The concept of 3D printing has been around for the best-part of a decade, with many different industries now using the technology. The pharmaceutical industry has not been immune to incorporating the technology, with the FDA approving 3D-printed medical devices in recent years. However, it had to wait until August 2015 before it was fully embraced by the FDA, through the approval of the world’s first 3D-printed drug for human consumption: Spritam Levetiracetam, manufactured by the American pharmaceutical company, Aprecia Pharmaceuticals.
If 3D-printing of drugs takes off as predicted, the pharmaceutical and wider healthcare industries will have to undergo an unprecedented period of innovation and change to adapt to the new challenges that will be faced, the most pressing of which undoubtedly has to be how the technology will be regulated. To say that “this will require some serious thought” is an understatement.
For the first time in over a century, the production of tablets could be produced much closer to the patient, in locations ranging from the patient’s local hospital, doctor’s surgery or pharmacy, to their own printer located in their place of residence. In addition to this, the current “one-size-fits-all” approach to medicine may also become redundant as the personalisation of drugs in terms of appearance, size, dosage and even delivery, inevitably becomes more commonplace.

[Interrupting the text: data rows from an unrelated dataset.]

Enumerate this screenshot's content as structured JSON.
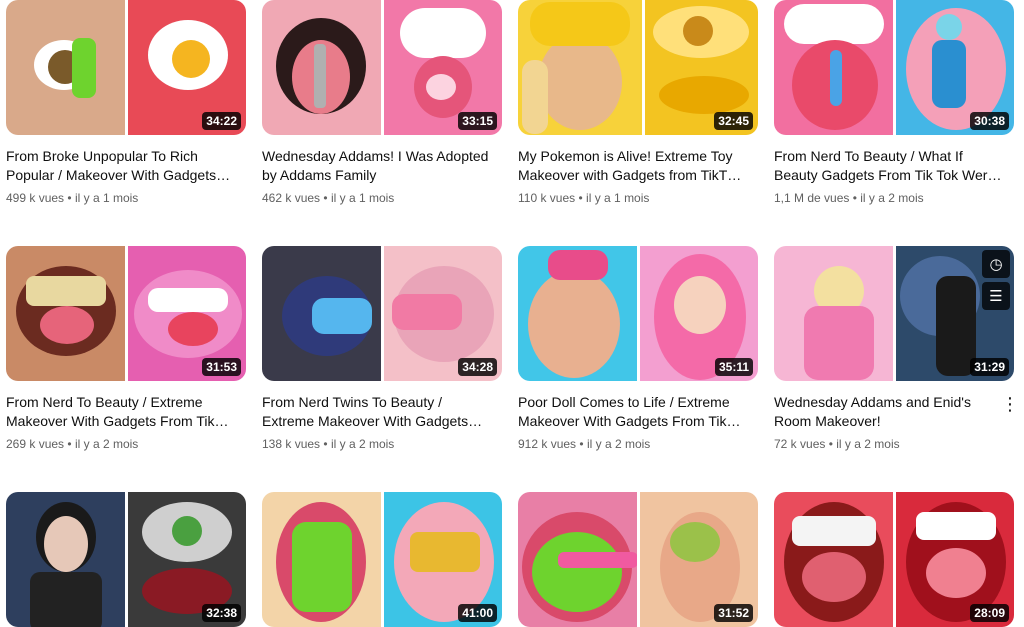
{
  "videos": [
    {
      "title": "From Broke Unpopular To Rich Popular / Makeover With Gadgets…",
      "views": "499 k vues",
      "age": "il y a 1 mois",
      "duration": "34:22"
    },
    {
      "title": "Wednesday Addams! I Was Adopted by Addams Family",
      "views": "462 k vues",
      "age": "il y a 1 mois",
      "duration": "33:15"
    },
    {
      "title": "My Pokemon is Alive! Extreme Toy Makeover with Gadgets from TikT…",
      "views": "110 k vues",
      "age": "il y a 1 mois",
      "duration": "32:45"
    },
    {
      "title": "From Nerd To Beauty / What If Beauty Gadgets From Tik Tok Wer…",
      "views": "1,1 M de vues",
      "age": "il y a 2 mois",
      "duration": "30:38"
    },
    {
      "title": "From Nerd To Beauty / Extreme Makeover With Gadgets From Tik…",
      "views": "269 k vues",
      "age": "il y a 2 mois",
      "duration": "31:53"
    },
    {
      "title": "From Nerd Twins To Beauty / Extreme Makeover With Gadgets…",
      "views": "138 k vues",
      "age": "il y a 2 mois",
      "duration": "34:28"
    },
    {
      "title": "Poor Doll Comes to Life / Extreme Makeover With Gadgets From Tik…",
      "views": "912 k vues",
      "age": "il y a 2 mois",
      "duration": "35:11"
    },
    {
      "title": "Wednesday Addams and Enid's Room Makeover!",
      "views": "72 k vues",
      "age": "il y a 2 mois",
      "duration": "31:29"
    },
    {
      "title": "",
      "views": "",
      "age": "",
      "duration": "32:38"
    },
    {
      "title": "",
      "views": "",
      "age": "",
      "duration": "41:00"
    },
    {
      "title": "",
      "views": "",
      "age": "",
      "duration": "31:52"
    },
    {
      "title": "",
      "views": "",
      "age": "",
      "duration": "28:09"
    }
  ],
  "separator": "•",
  "thumb_colors": [
    [
      "#d9a98a",
      "#e84a56"
    ],
    [
      "#f0a8b4",
      "#f278a8"
    ],
    [
      "#f7d23a",
      "#f3c421"
    ],
    [
      "#f26fa0",
      "#44b6e6"
    ],
    [
      "#c98a66",
      "#e55fb0"
    ],
    [
      "#e9a4b8",
      "#f4c0c8"
    ],
    [
      "#41c6e8",
      "#f39fd0"
    ],
    [
      "#f6b6d4",
      "#2d4a6a"
    ],
    [
      "#2e3f5e",
      "#3a3a3a"
    ],
    [
      "#f3d4a8",
      "#3cc4e6"
    ],
    [
      "#e87fa6",
      "#f0c4a0"
    ],
    [
      "#e94c5c",
      "#d92a3c"
    ]
  ]
}
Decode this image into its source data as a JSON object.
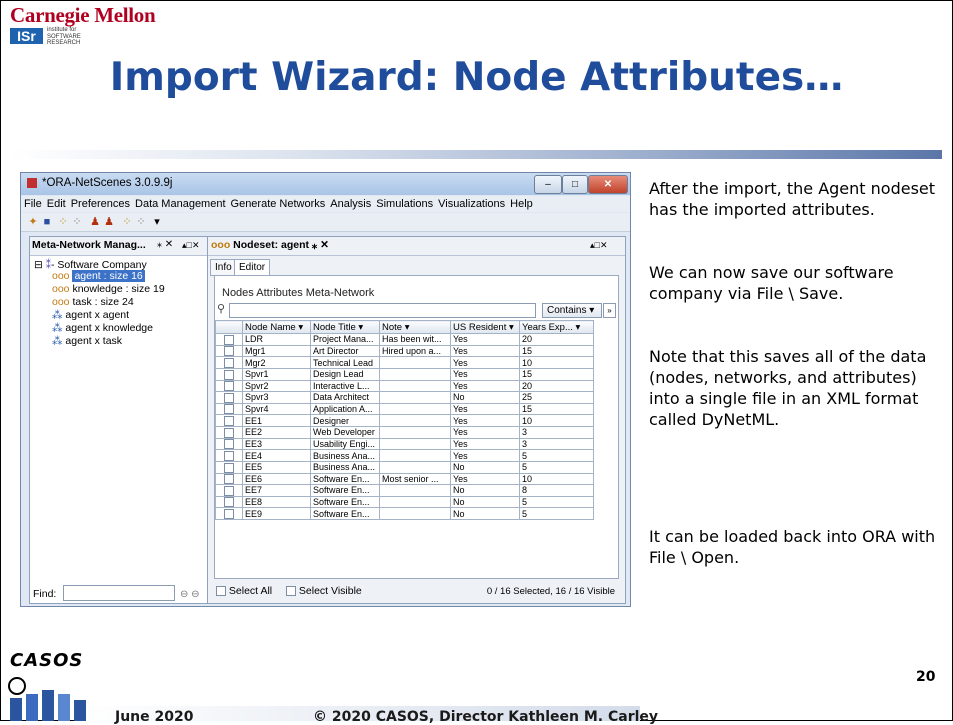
{
  "header": {
    "university": "Carnegie Mellon",
    "isr_logo": "ISr",
    "isr_subtitle": "institute for\nSOFTWARE\nRESEARCH",
    "title": "Import Wizard: Node Attributes…"
  },
  "window": {
    "title": "*ORA-NetScenes 3.0.9.9j",
    "menu": [
      "File",
      "Edit",
      "Preferences",
      "Data Management",
      "Generate Networks",
      "Analysis",
      "Simulations",
      "Visualizations",
      "Help"
    ],
    "left_tab": "Meta-Network Manag...",
    "right_tab": "Nodeset: agent",
    "tree": {
      "root": "Software Company",
      "items": [
        "agent : size 16",
        "knowledge : size 19",
        "task : size 24",
        "agent x agent",
        "agent x knowledge",
        "agent x task"
      ]
    },
    "find_label": "Find:",
    "subtabs": [
      "Info",
      "Editor"
    ],
    "inner_tabs": "Nodes  Attributes  Meta-Network",
    "contains_label": "Contains",
    "columns": [
      "Node Name",
      "Node Title",
      "Note",
      "US Resident",
      "Years Exp..."
    ],
    "rows": [
      [
        "LDR",
        "Project Mana...",
        "Has been wit...",
        "Yes",
        "20"
      ],
      [
        "Mgr1",
        "Art Director",
        "Hired upon a...",
        "Yes",
        "15"
      ],
      [
        "Mgr2",
        "Technical Lead",
        "",
        "Yes",
        "10"
      ],
      [
        "Spvr1",
        "Design Lead",
        "",
        "Yes",
        "15"
      ],
      [
        "Spvr2",
        "Interactive L...",
        "",
        "Yes",
        "20"
      ],
      [
        "Spvr3",
        "Data Architect",
        "",
        "No",
        "25"
      ],
      [
        "Spvr4",
        "Application A...",
        "",
        "Yes",
        "15"
      ],
      [
        "EE1",
        "Designer",
        "",
        "Yes",
        "10"
      ],
      [
        "EE2",
        "Web Developer",
        "",
        "Yes",
        "3"
      ],
      [
        "EE3",
        "Usability Engi...",
        "",
        "Yes",
        "3"
      ],
      [
        "EE4",
        "Business Ana...",
        "",
        "Yes",
        "5"
      ],
      [
        "EE5",
        "Business Ana...",
        "",
        "No",
        "5"
      ],
      [
        "EE6",
        "Software En...",
        "Most senior ...",
        "Yes",
        "10"
      ],
      [
        "EE7",
        "Software En...",
        "",
        "No",
        "8"
      ],
      [
        "EE8",
        "Software En...",
        "",
        "No",
        "5"
      ],
      [
        "EE9",
        "Software En...",
        "",
        "No",
        "5"
      ]
    ],
    "select_all": "Select All",
    "select_visible": "Select Visible",
    "status": "0 / 16 Selected, 16 / 16 Visible"
  },
  "side_text": [
    "After the import, the Agent nodeset has the imported attributes.",
    "We can now save our software company via File \\ Save.",
    "Note that this saves all of the data (nodes, networks, and attributes) into a single file in an XML format called DyNetML.",
    "It can be loaded back into ORA with File \\ Open."
  ],
  "footer": {
    "logo": "CASOS",
    "date": "June 2020",
    "copyright": "© 2020 CASOS, Director Kathleen M. Carley",
    "page": "20"
  }
}
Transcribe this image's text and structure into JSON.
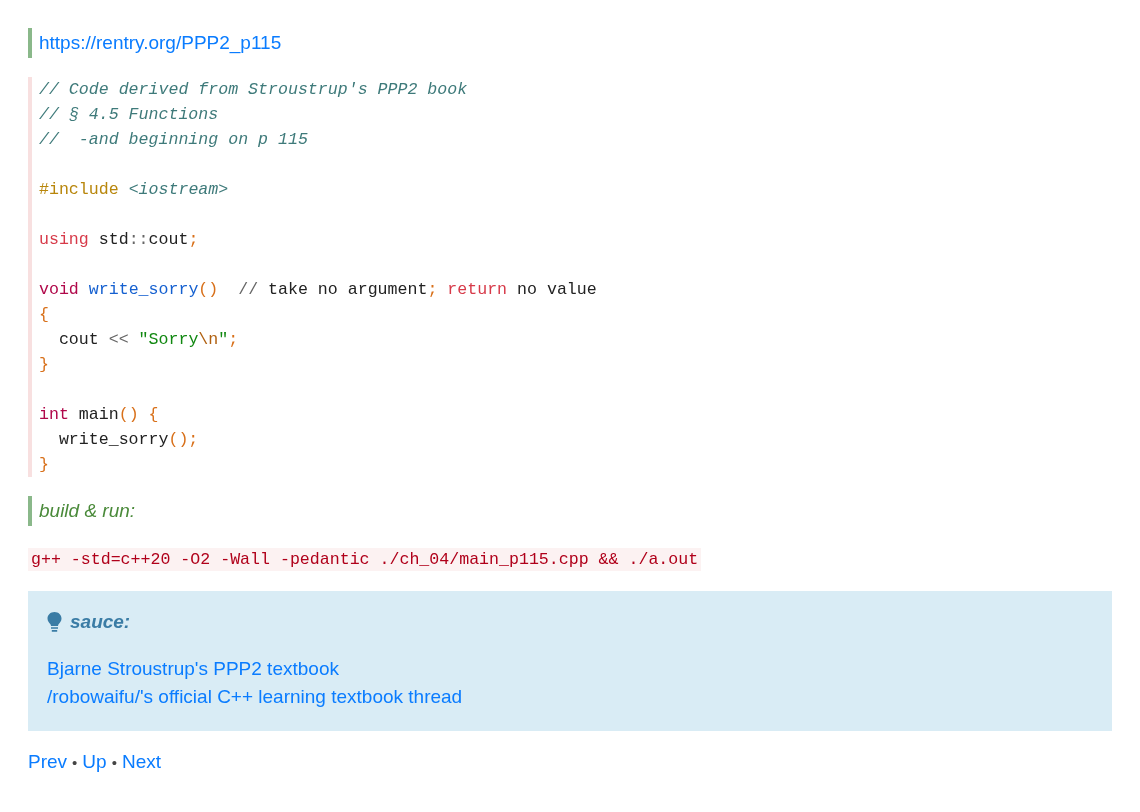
{
  "source_link": "https://rentry.org/PPP2_p115",
  "code_blocks": [
    [
      [
        {
          "kind": "comment",
          "text": "// Code derived from Stroustrup's PPP2 book"
        }
      ],
      [
        {
          "kind": "comment",
          "text": "// § 4.5 Functions"
        }
      ],
      [
        {
          "kind": "comment",
          "text": "//  -and beginning on p 115"
        }
      ]
    ],
    [
      [
        {
          "kind": "preproc",
          "text": "#include"
        },
        {
          "kind": "header",
          "text": " <iostream>"
        }
      ]
    ],
    [
      [
        {
          "kind": "keyword",
          "text": "using"
        },
        {
          "kind": "plain",
          "text": " std"
        },
        {
          "kind": "operator",
          "text": "::"
        },
        {
          "kind": "plain",
          "text": "cout"
        },
        {
          "kind": "punct",
          "text": ";"
        }
      ]
    ],
    [
      [
        {
          "kind": "type",
          "text": "void"
        },
        {
          "kind": "function",
          "text": " write_sorry"
        },
        {
          "kind": "punct",
          "text": "()"
        },
        {
          "kind": "operator",
          "text": "  //"
        },
        {
          "kind": "plain",
          "text": " take no argument"
        },
        {
          "kind": "punct",
          "text": ";"
        },
        {
          "kind": "keyword",
          "text": " return"
        },
        {
          "kind": "plain",
          "text": " no value"
        }
      ],
      [
        {
          "kind": "punct",
          "text": "{"
        }
      ],
      [
        {
          "kind": "plain",
          "text": "  cout "
        },
        {
          "kind": "operator",
          "text": "<<"
        },
        {
          "kind": "string",
          "text": " \"Sorry"
        },
        {
          "kind": "escape",
          "text": "\\n"
        },
        {
          "kind": "string",
          "text": "\""
        },
        {
          "kind": "punct",
          "text": ";"
        }
      ],
      [
        {
          "kind": "punct",
          "text": "}"
        }
      ]
    ],
    [
      [
        {
          "kind": "type",
          "text": "int"
        },
        {
          "kind": "plain",
          "text": " main"
        },
        {
          "kind": "punct",
          "text": "() {"
        }
      ],
      [
        {
          "kind": "plain",
          "text": "  write_sorry"
        },
        {
          "kind": "punct",
          "text": "();"
        }
      ],
      [
        {
          "kind": "punct",
          "text": "}"
        }
      ]
    ]
  ],
  "build_heading": "build & run:",
  "command": "g++ -std=c++20 -O2 -Wall -pedantic ./ch_04/main_p115.cpp && ./a.out",
  "note": {
    "title": "sauce:",
    "links": [
      "Bjarne Stroustrup's PPP2 textbook",
      "/robowaifu/'s official C++ learning textbook thread"
    ]
  },
  "nav": [
    {
      "kind": "link",
      "text": "Prev"
    },
    {
      "kind": "separator",
      "text": "•"
    },
    {
      "kind": "link",
      "text": "Up"
    },
    {
      "kind": "separator",
      "text": "•"
    },
    {
      "kind": "link",
      "text": "Next"
    }
  ]
}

It is widely believed that the role of pharmacists will change radically over the coming years. At present packets of OTC tablets are stored in pharmacies ready for collection by the patient, but the future could see Doctors handing over algorithms providing information about the molecular blueprints and set of chemical inks needed to print the medicine. Pharmacies may instead become mini factories, stocking filaments of the base product which would then be added to the 3D-printer to create the tablet tailored to the patient’s specific requirements. It is however questionable as to whether pharmaceutical companies will experience any real change. The active ingredients to be used in the 3D-printing technology will still have to be created by large manufacturers, who realistically are the only parties capable of financing the development of new drugs and funding their approval by the regulatory authorities.
However, customising 3D-printed drugs to the extent where the dosage is different each time could prove to be a stumbling block, as the current regulatory mechanisms require known and fixed dosages, previously tried and tested on both animals and humans, to be expressed at the time of submitting evidence to market any given product. But due to the ambiguity surrounding the 3D-printing process, one cannot assume that the product itself will be regulated. Instead, the printer could be regulated as a medical device, to the standards of Medicinal device licence class 1. In this case, the regulators would need to be satisfied that the printers are capable of creating the same product each time, which will require validation.
How this validation can be achieved poses further questions. For example, who would be required to conduct the validation and how often would it need to be carried out? As an alternative measure, quality control could be integrated into the process through hyperspectral imaging, which takes thousands of images at each stage of the products’ development.